Roya Rahmani não é nem da realeza nem de uma família poderosa, por isso ficou inicialmente surpresa quando foi nomeada como a primeira mulher embaixadora do Afeganistão nos Estados Unidos.

Agora ela entende o porquê: Cabul quer sinalizar seu compromisso com os direitos das mulheres, à medida que o governo Trump pressiona por um acordo de paz com o Taleban.

Rahmani, uma antiga ativista dos direitos das mulheres, lembra muito bem como era o Afeganistão nos anos 1990, sob o domínio do Taleban, quando eram espancadas por sair de casa e proibidas de frequentar escolas ou ter empregos.

"As pessoas estavam sem esperança" e eram "zumbis vivos", disse ela nesta semana em uma entrevista. Hoje, observou, as mulheres representam 28% da Assembleia Nacional do Afeganistão —mais que no Congresso americano.
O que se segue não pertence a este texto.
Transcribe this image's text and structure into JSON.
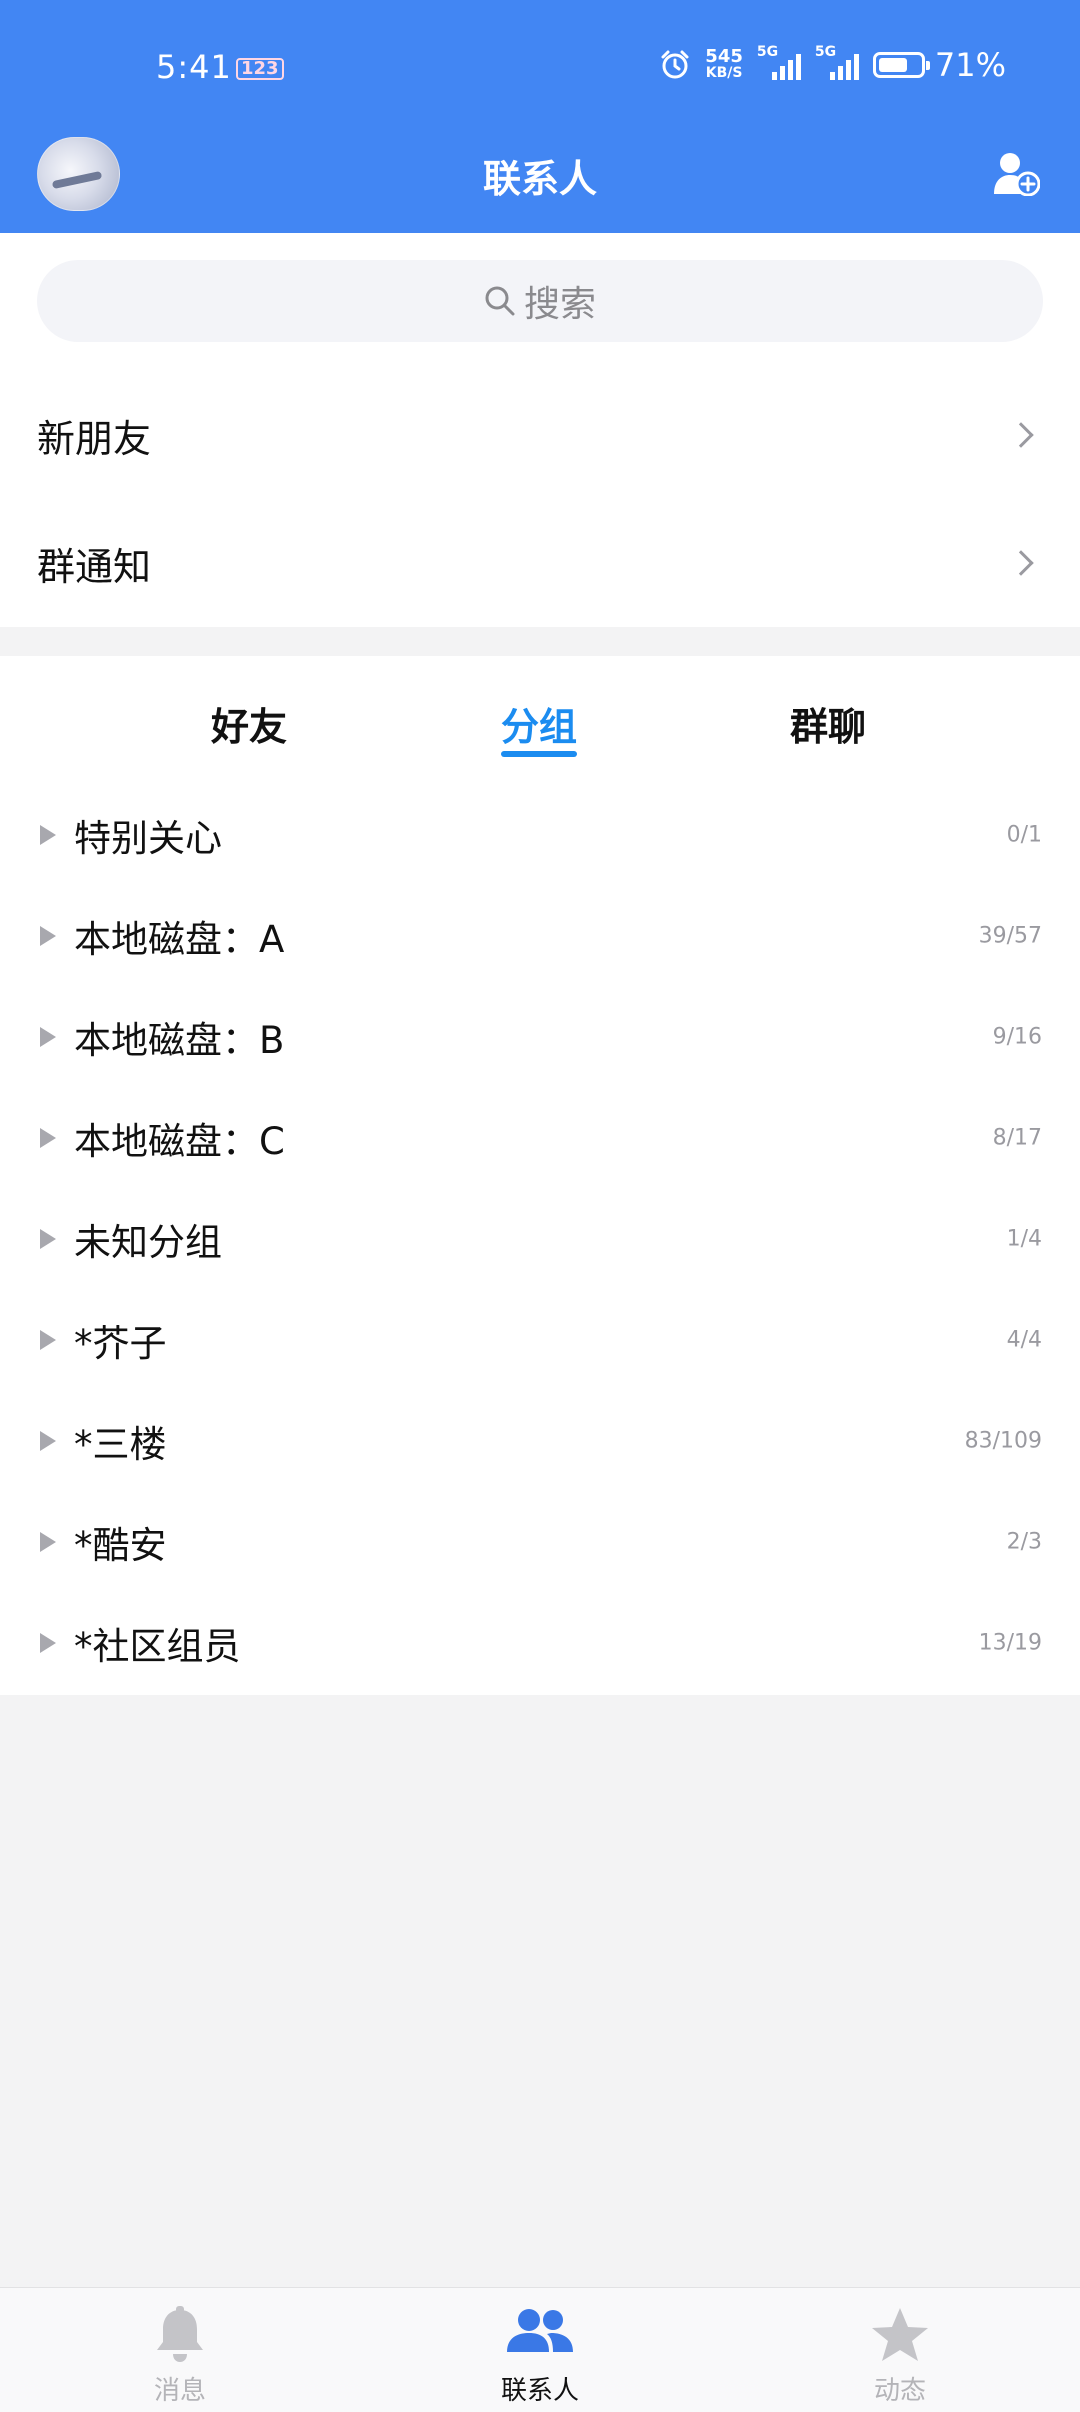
{
  "status_bar": {
    "time": "5:41",
    "badge": "123",
    "net_speed": "545",
    "net_unit": "KB/S",
    "sig1_label": "5G",
    "sig2_label": "5G",
    "battery": "71%",
    "battery_level": 0.71
  },
  "header": {
    "title": "联系人",
    "avatar_icon": "avatar",
    "add_icon": "add-contact-icon"
  },
  "search": {
    "placeholder": "搜索"
  },
  "entries": [
    {
      "label": "新朋友"
    },
    {
      "label": "群通知"
    }
  ],
  "tabs": [
    {
      "label": "好友",
      "active": false
    },
    {
      "label": "分组",
      "active": true
    },
    {
      "label": "群聊",
      "active": false
    }
  ],
  "groups": [
    {
      "name": "特别关心",
      "count": "0/1"
    },
    {
      "name": "本地磁盘：A",
      "count": "39/57"
    },
    {
      "name": "本地磁盘：B",
      "count": "9/16"
    },
    {
      "name": "本地磁盘：C",
      "count": "8/17"
    },
    {
      "name": "未知分组",
      "count": "1/4"
    },
    {
      "name": "*芥子",
      "count": "4/4"
    },
    {
      "name": "*三楼",
      "count": "83/109"
    },
    {
      "name": "*酷安",
      "count": "2/3"
    },
    {
      "name": "*社区组员",
      "count": "13/19"
    }
  ],
  "bottom_nav": [
    {
      "label": "消息",
      "icon": "bell-icon",
      "active": false
    },
    {
      "label": "联系人",
      "icon": "contacts-icon",
      "active": true
    },
    {
      "label": "动态",
      "icon": "star-icon",
      "active": false
    }
  ],
  "colors": {
    "header_blue": "#4286f3",
    "tab_active": "#1b8cf0"
  }
}
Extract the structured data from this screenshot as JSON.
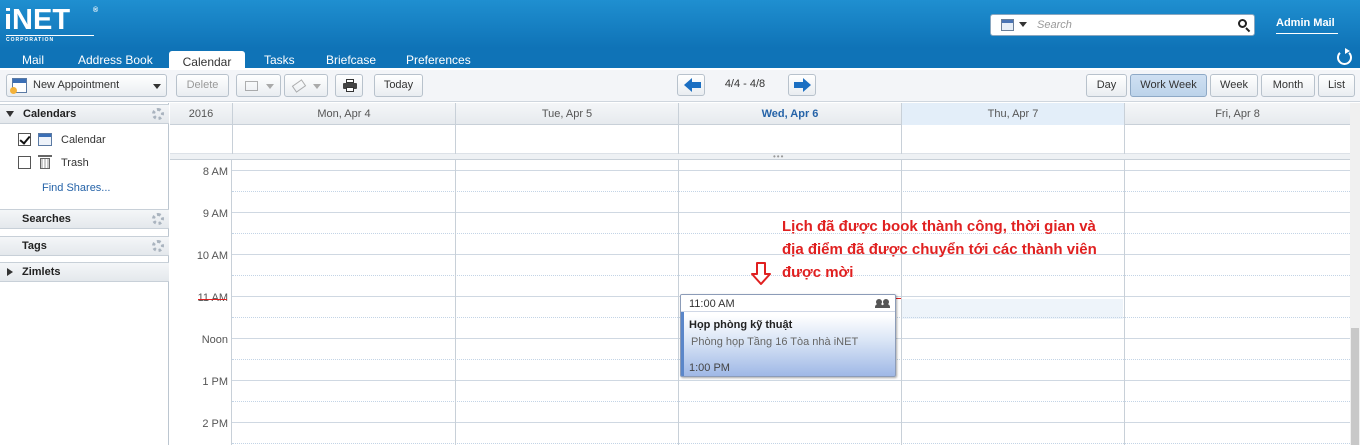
{
  "header": {
    "logo_text": "iNET",
    "logo_sub": "CORPORATION",
    "search": {
      "placeholder": "Search",
      "type_icon": "calendar-icon"
    },
    "user": "Admin Mail"
  },
  "tabs": [
    {
      "label": "Mail"
    },
    {
      "label": "Address Book"
    },
    {
      "label": "Calendar",
      "active": true
    },
    {
      "label": "Tasks"
    },
    {
      "label": "Briefcase"
    },
    {
      "label": "Preferences"
    }
  ],
  "toolbar": {
    "new_appointment": "New Appointment",
    "delete": "Delete",
    "today": "Today",
    "date_range": "4/4 - 4/8",
    "views": [
      "Day",
      "Work Week",
      "Week",
      "Month",
      "List"
    ],
    "active_view": "Work Week"
  },
  "sidebar": {
    "calendars_title": "Calendars",
    "items": [
      {
        "label": "Calendar",
        "checked": true
      },
      {
        "label": "Trash",
        "checked": false
      }
    ],
    "find_shares": "Find Shares...",
    "searches": "Searches",
    "tags": "Tags",
    "zimlets": "Zimlets"
  },
  "calendar": {
    "year": "2016",
    "days": [
      {
        "label": "Mon, Apr 4"
      },
      {
        "label": "Tue, Apr 5"
      },
      {
        "label": "Wed, Apr 6",
        "today": true
      },
      {
        "label": "Thu, Apr 7",
        "selected": true
      },
      {
        "label": "Fri, Apr 8"
      }
    ],
    "hours": [
      "8 AM",
      "9 AM",
      "10 AM",
      "11 AM",
      "Noon",
      "1 PM",
      "2 PM"
    ]
  },
  "appointment": {
    "start": "11:00 AM",
    "title": "Họp phòng kỹ thuật",
    "location": "Phòng họp Tầng 16 Tòa nhà iNET",
    "end": "1:00 PM"
  },
  "annotation": {
    "text": "Lịch đã được book thành công, thời gian và địa điểm đã được chuyển tới các thành viên được mời",
    "color": "#e02020"
  },
  "colors": {
    "header": "#0f73b7",
    "accent": "#1b6fc2"
  }
}
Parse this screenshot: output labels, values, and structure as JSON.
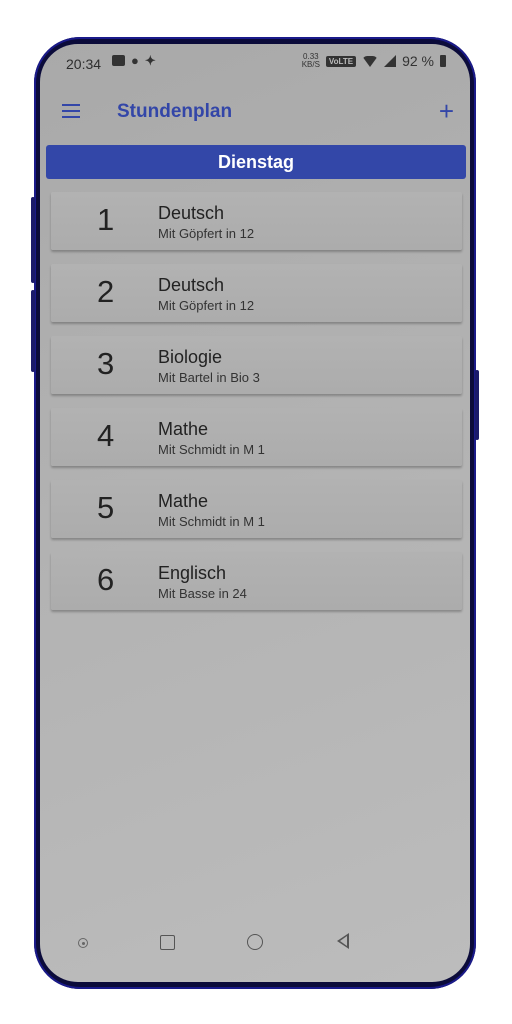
{
  "status_bar": {
    "time": "20:34",
    "net_speed_value": "0.33",
    "net_speed_unit": "KB/S",
    "volte": "VoLTE",
    "battery": "92 %"
  },
  "app_bar": {
    "title": "Stundenplan",
    "menu_icon": "menu-icon",
    "add_icon": "plus-icon",
    "add_label": "+"
  },
  "day": "Dienstag",
  "lessons": [
    {
      "number": "1",
      "subject": "Deutsch",
      "detail": "Mit Göpfert in 12"
    },
    {
      "number": "2",
      "subject": "Deutsch",
      "detail": "Mit Göpfert in 12"
    },
    {
      "number": "3",
      "subject": "Biologie",
      "detail": "Mit Bartel in Bio 3"
    },
    {
      "number": "4",
      "subject": "Mathe",
      "detail": "Mit Schmidt in M 1"
    },
    {
      "number": "5",
      "subject": "Mathe",
      "detail": "Mit Schmidt in M 1"
    },
    {
      "number": "6",
      "subject": "Englisch",
      "detail": "Mit Basse in 24"
    }
  ],
  "colors": {
    "accent": "#3347a8",
    "background": "#b0b0b0"
  }
}
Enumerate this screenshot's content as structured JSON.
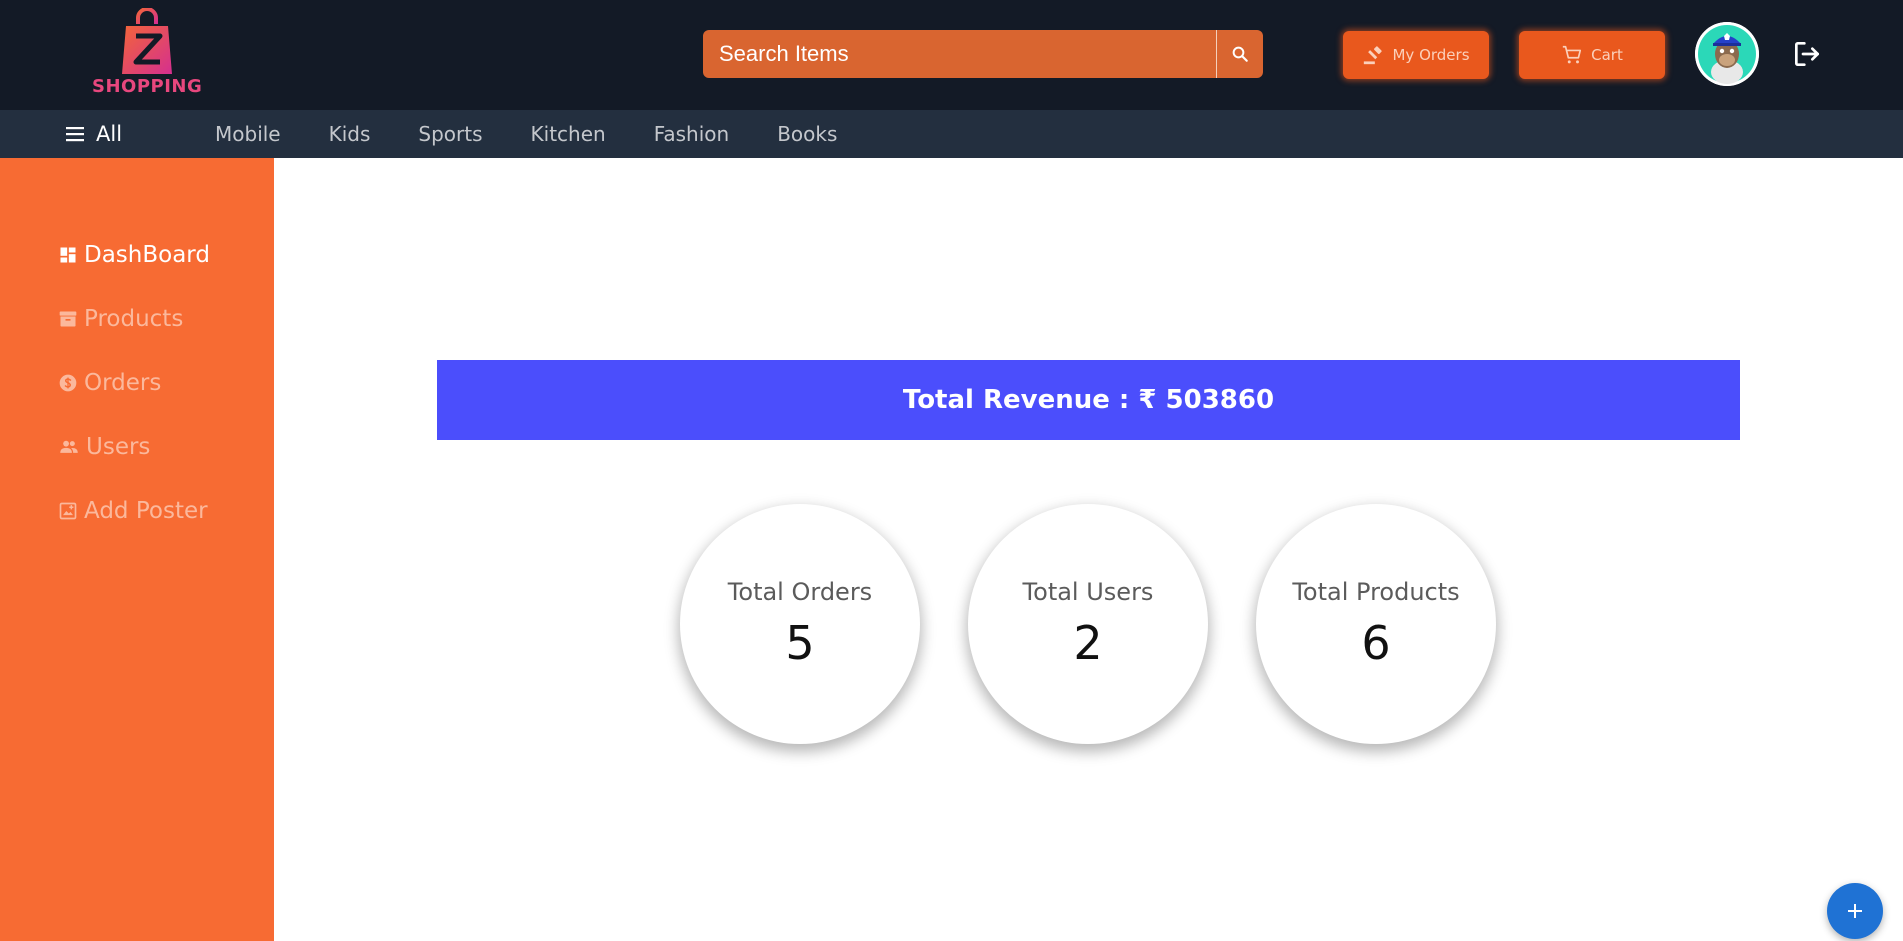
{
  "header": {
    "logo_text": "SHOPPING",
    "search_placeholder": "Search Items",
    "my_orders_label": "My Orders",
    "cart_label": "Cart"
  },
  "categories": {
    "all_label": "All",
    "items": [
      "Mobile",
      "Kids",
      "Sports",
      "Kitchen",
      "Fashion",
      "Books"
    ]
  },
  "sidebar": {
    "items": [
      {
        "label": "DashBoard",
        "icon": "dashboard-icon",
        "active": true
      },
      {
        "label": "Products",
        "icon": "inventory-icon",
        "active": false
      },
      {
        "label": "Orders",
        "icon": "dollar-icon",
        "active": false
      },
      {
        "label": "Users",
        "icon": "users-icon",
        "active": false
      },
      {
        "label": "Add Poster",
        "icon": "add-poster-icon",
        "active": false
      }
    ]
  },
  "main": {
    "revenue_text": "Total Revenue : ₹ 503860",
    "stats": [
      {
        "label": "Total Orders",
        "value": "5"
      },
      {
        "label": "Total Users",
        "value": "2"
      },
      {
        "label": "Total Products",
        "value": "6"
      }
    ]
  },
  "colors": {
    "header_bg": "#131a26",
    "category_bar_bg": "#232f3f",
    "sidebar_bg": "#f76b33",
    "accent_orange": "#e9581d",
    "revenue_banner": "#4b4efc",
    "fab_blue": "#1f72d4"
  }
}
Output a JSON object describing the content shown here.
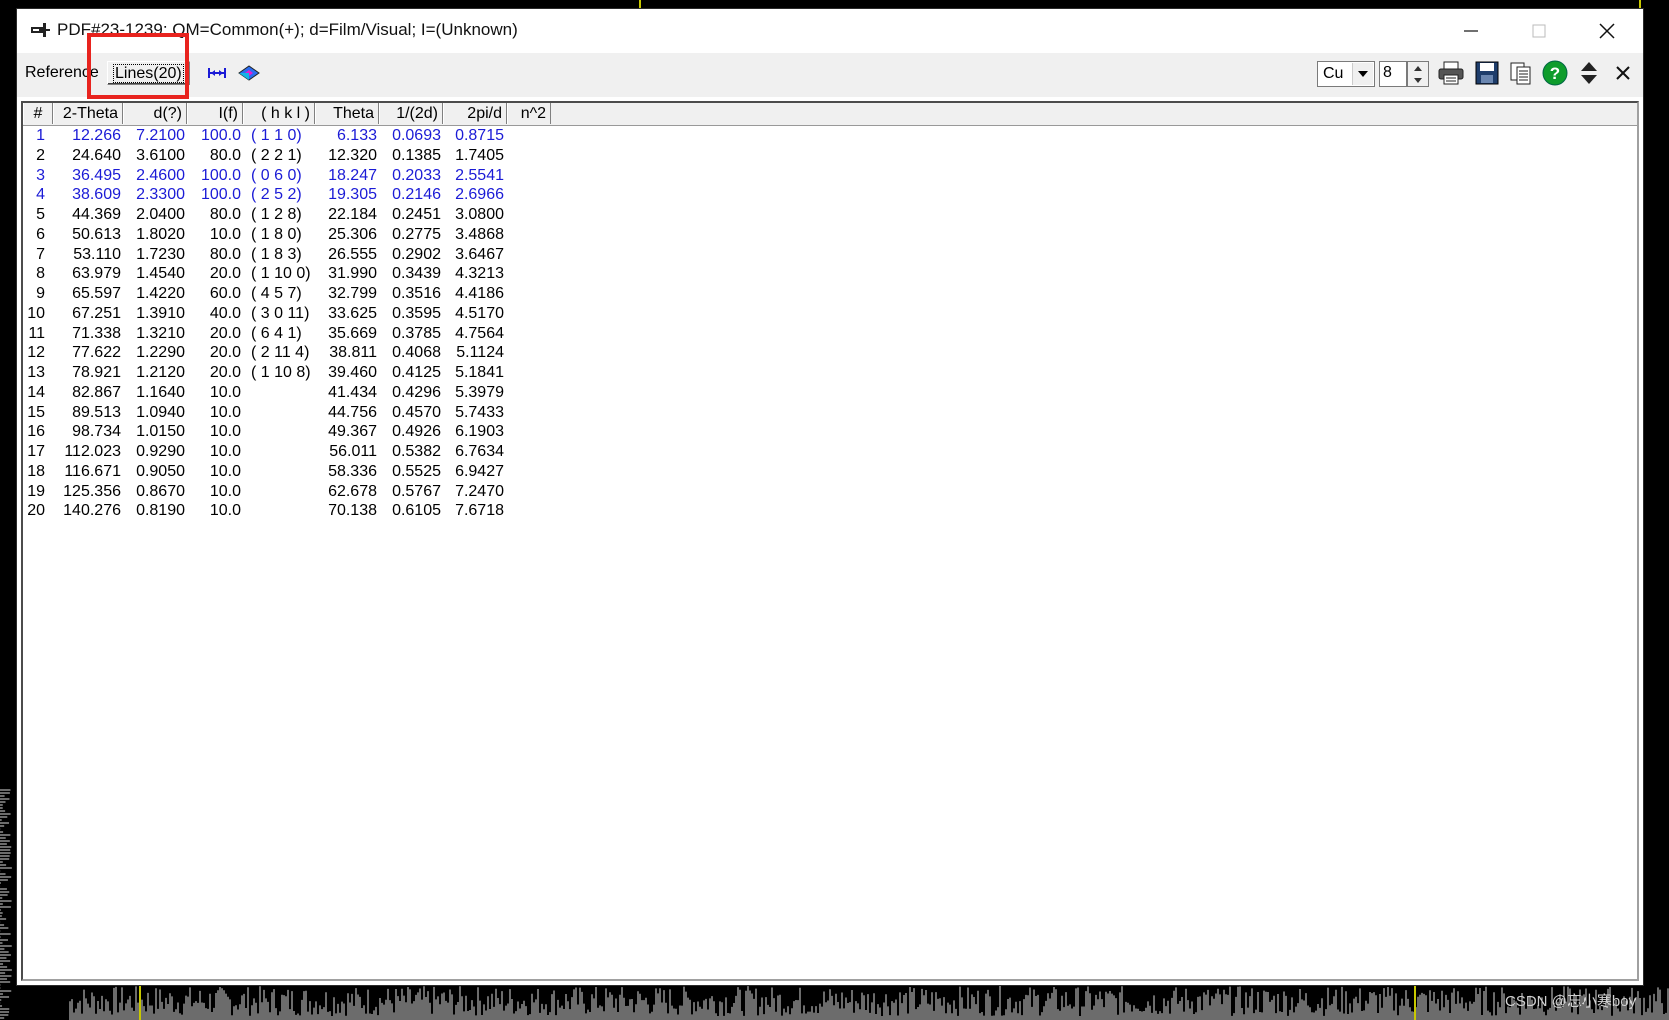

Representantes durante reunião da Assembleia Nacional do Afeganistão em Cabul, em abril - Jim Huylebroek/The New York Times

Mas enquanto o Taleban e os Estados Unidos avançam em direção a um acordo de paz preliminar —que poderá ser divulgado em poucos dias—, há temores crescentes de que as mulheres afegãs percam os ganhos obtidos em quase duas décadas.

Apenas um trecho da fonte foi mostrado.